Since last June we ran an incredibly exciting, challenging and ambitious piece of service design in the area of criminal justice and substance misuse. I've already written two blog posts describing the project and the process we undertook with a range of partners. These included a local authority, probation, drug treatment specialists, user representatives, central government and our client, who is interested in scaling this model and delivering it through a payment-by-result framework.
The reason we are particularly excited about this project is that it enabled us to work to our strengths as an innovation organisation, merging design expertise with economic and social research capabilities. I remember speaking to a colleague from IDEO a couple of years ago about their realisation of the need to run service design projects in parallel tracks of user-service and system-organisation. This is a very similar story.

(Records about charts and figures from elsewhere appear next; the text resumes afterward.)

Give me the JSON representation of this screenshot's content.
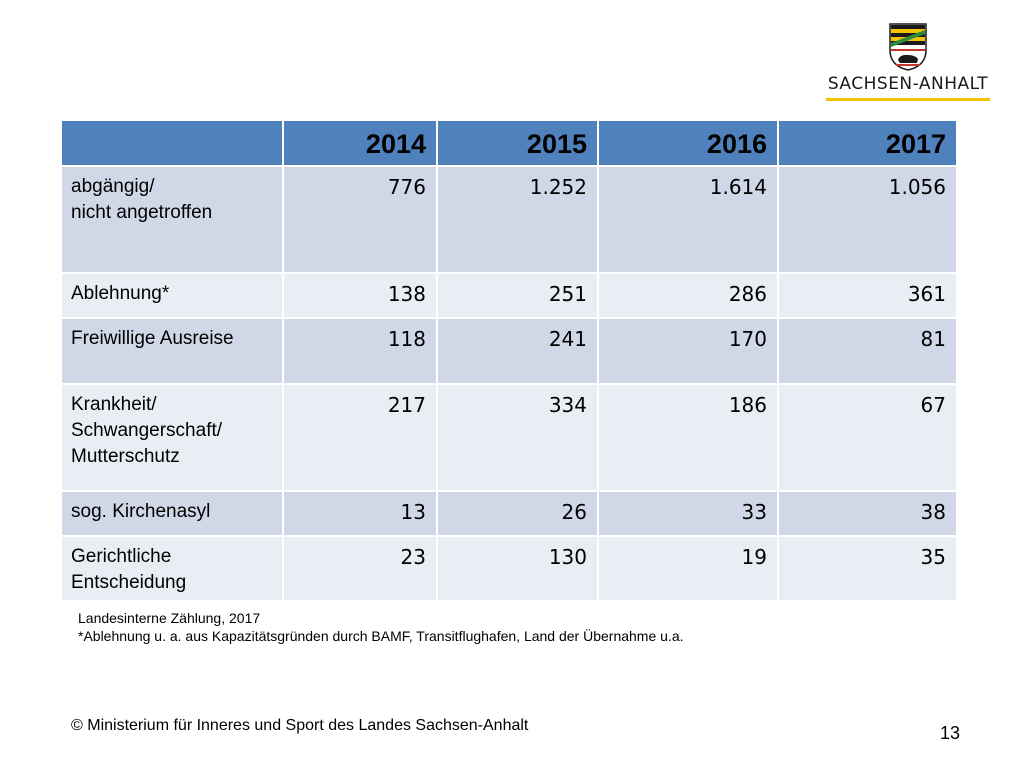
{
  "logo": {
    "wordmark": "SACHSEN-ANHALT",
    "colors": {
      "black": "#1a1a1a",
      "gold": "#f2c300",
      "green": "#2e8b3a",
      "red": "#c0392b"
    }
  },
  "table": {
    "header_fill": "#4f81bd",
    "headers": [
      "",
      "2014",
      "2015",
      "2016",
      "2017"
    ],
    "rows": [
      {
        "label_lines": [
          "abgängig/",
          "nicht angetroffen"
        ],
        "values": [
          "776",
          "1.252",
          "1.614",
          "1.056"
        ]
      },
      {
        "label_lines": [
          "Ablehnung*"
        ],
        "values": [
          "138",
          "251",
          "286",
          "361"
        ]
      },
      {
        "label_lines": [
          "Freiwillige Ausreise"
        ],
        "values": [
          "118",
          "241",
          "170",
          "81"
        ]
      },
      {
        "label_lines": [
          "Krankheit/",
          "Schwangerschaft/",
          "Mutterschutz"
        ],
        "values": [
          "217",
          "334",
          "186",
          "67"
        ]
      },
      {
        "label_lines": [
          "sog. Kirchenasyl"
        ],
        "values": [
          "13",
          "26",
          "33",
          "38"
        ]
      },
      {
        "label_lines": [
          "Gerichtliche",
          "Entscheidung"
        ],
        "values": [
          "23",
          "130",
          "19",
          "35"
        ]
      }
    ]
  },
  "notes": {
    "source": "Landesinterne Zählung, 2017",
    "footnote": "*Ablehnung u. a. aus Kapazitätsgründen durch BAMF, Transitflughafen, Land der Übernahme u.a."
  },
  "footer": {
    "copyright": "© Ministerium für Inneres und Sport des Landes Sachsen-Anhalt",
    "page_number": "13"
  }
}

In our case, the two strands of activity were led by myelf (on the service design front) and Sarah (on system mapping and PbR modelling). What this created is a creative tension in our team whereby part of the team focused designing the service from the bottom-up, bringing together insights and expertise of users, families and experts, while the other focused on understanding the system, the flows of funding and accountability, the incentives and hidden interests that lie within it. Throughout the co-design process we tried to always integrate both sides, ensuring we not only get people excited about our emerging service proposition, but also to understand the financial implications and the changes to existing resource allocation and to accountability structures that would have to take place.

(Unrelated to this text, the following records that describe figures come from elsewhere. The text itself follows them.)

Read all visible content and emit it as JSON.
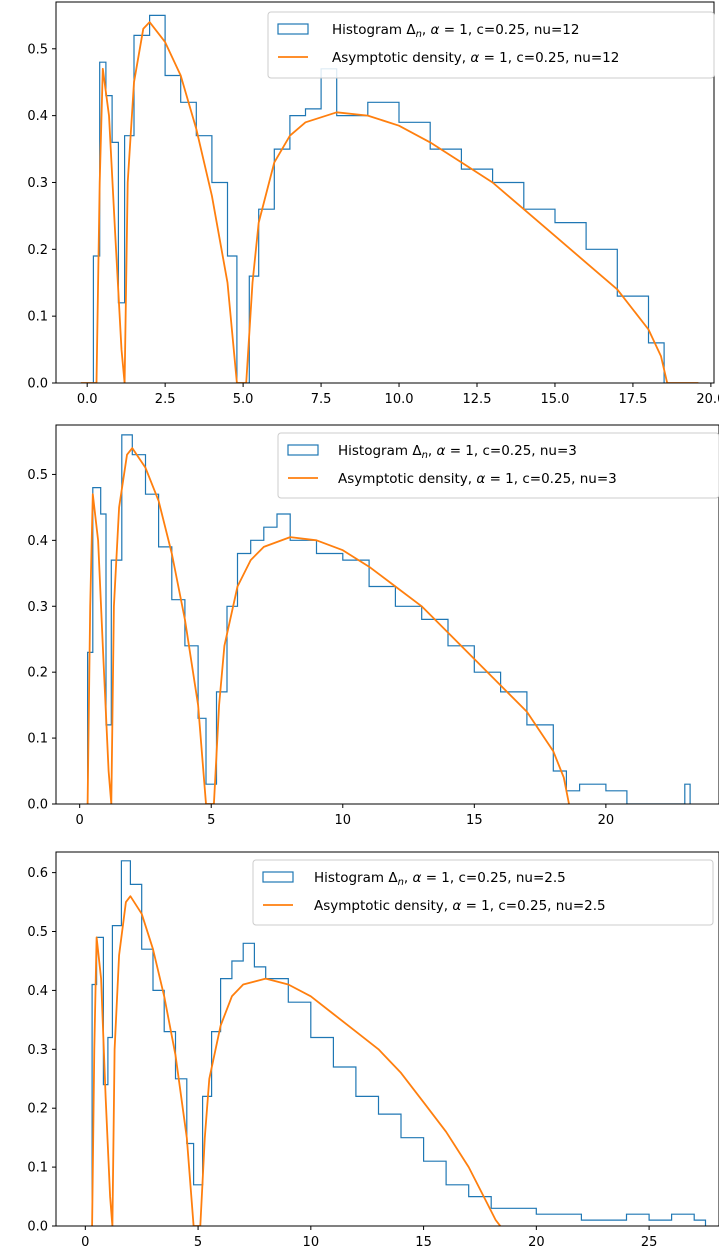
{
  "colors": {
    "histogram": "#1f77b4",
    "density": "#ff7f0e",
    "axes": "#000000",
    "legend_border": "#cccccc"
  },
  "chart_data": [
    {
      "type": "line",
      "title": "",
      "xlabel": "",
      "ylabel": "",
      "xlim": [
        -1.0,
        20.1
      ],
      "ylim": [
        0,
        0.57
      ],
      "xticks": [
        0.0,
        2.5,
        5.0,
        7.5,
        10.0,
        12.5,
        15.0,
        17.5,
        20.0
      ],
      "xtick_labels": [
        "0.0",
        "2.5",
        "5.0",
        "7.5",
        "10.0",
        "12.5",
        "15.0",
        "17.5",
        "20.0"
      ],
      "yticks": [
        0.0,
        0.1,
        0.2,
        0.3,
        0.4,
        0.5
      ],
      "ytick_labels": [
        "0.0",
        "0.1",
        "0.2",
        "0.3",
        "0.4",
        "0.5"
      ],
      "grid": false,
      "legend_position": "top-right",
      "legend": [
        "Histogram Δn, α = 1, c=0.25, nu=12",
        "Asymptotic density, α = 1, c=0.25, nu=12"
      ],
      "series": [
        {
          "name": "Histogram Δn, α = 1, c=0.25, nu=12",
          "kind": "step",
          "x": [
            0.2,
            0.4,
            0.6,
            0.8,
            1.0,
            1.2,
            1.5,
            2.0,
            2.5,
            3.0,
            3.5,
            4.0,
            4.5,
            4.8,
            5.2,
            5.5,
            6.0,
            6.5,
            7.0,
            7.5,
            8.0,
            9.0,
            10.0,
            11.0,
            12.0,
            13.0,
            14.0,
            15.0,
            16.0,
            17.0,
            18.0,
            18.5
          ],
          "y": [
            0.19,
            0.48,
            0.43,
            0.36,
            0.12,
            0.37,
            0.52,
            0.55,
            0.46,
            0.42,
            0.37,
            0.3,
            0.19,
            0.0,
            0.16,
            0.26,
            0.35,
            0.4,
            0.41,
            0.47,
            0.4,
            0.42,
            0.39,
            0.35,
            0.32,
            0.3,
            0.26,
            0.24,
            0.2,
            0.13,
            0.06,
            0.0
          ]
        },
        {
          "name": "Asymptotic density, α = 1, c=0.25, nu=12",
          "kind": "line",
          "x": [
            -0.2,
            0.3,
            0.4,
            0.5,
            0.7,
            0.9,
            1.1,
            1.2,
            1.3,
            1.5,
            1.8,
            2.0,
            2.5,
            3.0,
            3.5,
            4.0,
            4.5,
            4.8,
            5.1,
            5.3,
            5.5,
            6.0,
            6.5,
            7.0,
            8.0,
            9.0,
            10.0,
            11.0,
            12.0,
            13.0,
            14.0,
            15.0,
            16.0,
            17.0,
            18.0,
            18.4,
            18.6,
            19.6
          ],
          "y": [
            0.0,
            0.0,
            0.3,
            0.47,
            0.4,
            0.22,
            0.05,
            0.0,
            0.3,
            0.45,
            0.53,
            0.54,
            0.51,
            0.46,
            0.38,
            0.28,
            0.15,
            0.0,
            0.0,
            0.15,
            0.24,
            0.33,
            0.37,
            0.39,
            0.405,
            0.4,
            0.385,
            0.36,
            0.33,
            0.3,
            0.26,
            0.22,
            0.18,
            0.14,
            0.08,
            0.04,
            0.0,
            0.0
          ]
        }
      ]
    },
    {
      "type": "line",
      "title": "",
      "xlabel": "",
      "ylabel": "",
      "xlim": [
        -0.9,
        24.3
      ],
      "ylim": [
        0,
        0.575
      ],
      "xticks": [
        0,
        5,
        10,
        15,
        20
      ],
      "xtick_labels": [
        "0",
        "5",
        "10",
        "15",
        "20"
      ],
      "yticks": [
        0.0,
        0.1,
        0.2,
        0.3,
        0.4,
        0.5
      ],
      "ytick_labels": [
        "0.0",
        "0.1",
        "0.2",
        "0.3",
        "0.4",
        "0.5"
      ],
      "grid": false,
      "legend_position": "top-right",
      "legend": [
        "Histogram Δn, α = 1, c=0.25, nu=3",
        "Asymptotic density, α = 1, c=0.25, nu=3"
      ],
      "series": [
        {
          "name": "Histogram Δn, α = 1, c=0.25, nu=3",
          "kind": "step",
          "x": [
            0.3,
            0.5,
            0.8,
            1.0,
            1.2,
            1.6,
            2.0,
            2.5,
            3.0,
            3.5,
            4.0,
            4.5,
            4.8,
            5.2,
            5.6,
            6.0,
            6.5,
            7.0,
            7.5,
            8.0,
            9.0,
            10.0,
            11.0,
            12.0,
            13.0,
            14.0,
            15.0,
            16.0,
            17.0,
            18.0,
            18.5,
            19.0,
            20.0,
            20.8,
            23.0,
            23.2
          ],
          "y": [
            0.23,
            0.48,
            0.44,
            0.12,
            0.37,
            0.56,
            0.53,
            0.47,
            0.39,
            0.31,
            0.24,
            0.13,
            0.03,
            0.17,
            0.3,
            0.38,
            0.4,
            0.42,
            0.44,
            0.4,
            0.38,
            0.37,
            0.33,
            0.3,
            0.28,
            0.24,
            0.2,
            0.17,
            0.12,
            0.05,
            0.02,
            0.03,
            0.02,
            0.0,
            0.03,
            0.0
          ]
        },
        {
          "name": "Asymptotic density, α = 1, c=0.25, nu=3",
          "kind": "line",
          "x": [
            0.3,
            0.4,
            0.5,
            0.7,
            0.9,
            1.1,
            1.2,
            1.3,
            1.5,
            1.8,
            2.0,
            2.5,
            3.0,
            3.5,
            4.0,
            4.5,
            4.8,
            5.1,
            5.3,
            5.5,
            6.0,
            6.5,
            7.0,
            8.0,
            9.0,
            10.0,
            11.0,
            12.0,
            13.0,
            14.0,
            15.0,
            16.0,
            17.0,
            18.0,
            18.4,
            18.6
          ],
          "y": [
            0.0,
            0.3,
            0.47,
            0.4,
            0.22,
            0.05,
            0.0,
            0.3,
            0.45,
            0.53,
            0.54,
            0.51,
            0.46,
            0.38,
            0.28,
            0.15,
            0.0,
            0.0,
            0.15,
            0.24,
            0.33,
            0.37,
            0.39,
            0.405,
            0.4,
            0.385,
            0.36,
            0.33,
            0.3,
            0.26,
            0.22,
            0.18,
            0.14,
            0.08,
            0.04,
            0.0
          ]
        }
      ]
    },
    {
      "type": "line",
      "title": "",
      "xlabel": "",
      "ylabel": "",
      "xlim": [
        -1.3,
        28.1
      ],
      "ylim": [
        0,
        0.635
      ],
      "xticks": [
        0,
        5,
        10,
        15,
        20,
        25
      ],
      "xtick_labels": [
        "0",
        "5",
        "10",
        "15",
        "20",
        "25"
      ],
      "yticks": [
        0.0,
        0.1,
        0.2,
        0.3,
        0.4,
        0.5,
        0.6
      ],
      "ytick_labels": [
        "0.0",
        "0.1",
        "0.2",
        "0.3",
        "0.4",
        "0.5",
        "0.6"
      ],
      "grid": false,
      "legend_position": "top-right",
      "legend": [
        "Histogram Δn, α = 1, c=0.25, nu=2.5",
        "Asymptotic density, α = 1, c=0.25, nu=2.5"
      ],
      "series": [
        {
          "name": "Histogram Δn, α = 1, c=0.25, nu=2.5",
          "kind": "step",
          "x": [
            0.3,
            0.5,
            0.8,
            1.0,
            1.2,
            1.6,
            2.0,
            2.5,
            3.0,
            3.5,
            4.0,
            4.5,
            4.8,
            5.2,
            5.6,
            6.0,
            6.5,
            7.0,
            7.5,
            8.0,
            9.0,
            10.0,
            11.0,
            12.0,
            13.0,
            14.0,
            15.0,
            16.0,
            17.0,
            18.0,
            19.0,
            20.0,
            21.0,
            22.0,
            23.0,
            24.0,
            25.0,
            26.0,
            27.0,
            27.5
          ],
          "y": [
            0.41,
            0.49,
            0.24,
            0.32,
            0.51,
            0.62,
            0.58,
            0.47,
            0.4,
            0.33,
            0.25,
            0.14,
            0.07,
            0.22,
            0.33,
            0.42,
            0.45,
            0.48,
            0.44,
            0.42,
            0.38,
            0.32,
            0.27,
            0.22,
            0.19,
            0.15,
            0.11,
            0.07,
            0.05,
            0.03,
            0.03,
            0.02,
            0.02,
            0.01,
            0.01,
            0.02,
            0.01,
            0.02,
            0.01,
            0.0
          ]
        },
        {
          "name": "Asymptotic density, α = 1, c=0.25, nu=2.5",
          "kind": "line",
          "x": [
            0.3,
            0.4,
            0.5,
            0.7,
            0.9,
            1.1,
            1.2,
            1.3,
            1.5,
            1.8,
            2.0,
            2.5,
            3.0,
            3.5,
            4.0,
            4.5,
            4.8,
            5.1,
            5.3,
            5.5,
            6.0,
            6.5,
            7.0,
            8.0,
            9.0,
            10.0,
            11.0,
            12.0,
            13.0,
            14.0,
            15.0,
            16.0,
            17.0,
            17.8,
            18.2,
            18.4
          ],
          "y": [
            0.0,
            0.3,
            0.49,
            0.42,
            0.22,
            0.05,
            0.0,
            0.3,
            0.46,
            0.55,
            0.56,
            0.53,
            0.47,
            0.39,
            0.29,
            0.15,
            0.0,
            0.0,
            0.15,
            0.25,
            0.34,
            0.39,
            0.41,
            0.42,
            0.41,
            0.39,
            0.36,
            0.33,
            0.3,
            0.26,
            0.21,
            0.16,
            0.1,
            0.04,
            0.01,
            0.0
          ]
        }
      ]
    }
  ],
  "panels": [
    {
      "legend": {
        "hist_prefix": "Histogram Δ",
        "hist_sub": "n",
        "hist_mid": ", ",
        "alpha_sym": "α",
        "alpha_eq": " = 1, ",
        "hist_rest": "c=0.25, nu=12",
        "dens_prefix": "Asymptotic density, ",
        "dens_rest": "c=0.25, nu=12"
      }
    },
    {
      "legend": {
        "hist_prefix": "Histogram Δ",
        "hist_sub": "n",
        "hist_mid": ", ",
        "alpha_sym": "α",
        "alpha_eq": " = 1, ",
        "hist_rest": "c=0.25, nu=3",
        "dens_prefix": "Asymptotic density, ",
        "dens_rest": "c=0.25, nu=3"
      }
    },
    {
      "legend": {
        "hist_prefix": "Histogram Δ",
        "hist_sub": "n",
        "hist_mid": ", ",
        "alpha_sym": "α",
        "alpha_eq": " = 1, ",
        "hist_rest": "c=0.25, nu=2.5",
        "dens_prefix": "Asymptotic density, ",
        "dens_rest": "c=0.25, nu=2.5"
      }
    }
  ]
}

It was interesting to see how towards the end of the project, when thinking about growing the service, the system-level, economic strand of work took prominence, for obvious reasons. What was great was the level of integration we had achieved by then, ensuring that economic and system-level considerstaions were still driven by the vision of the user-led service blueprint.
We can't say much more about this project for a few months, while we go through a process of securing funding. We hope that during the summer we can share a lot more abou the process and the detail.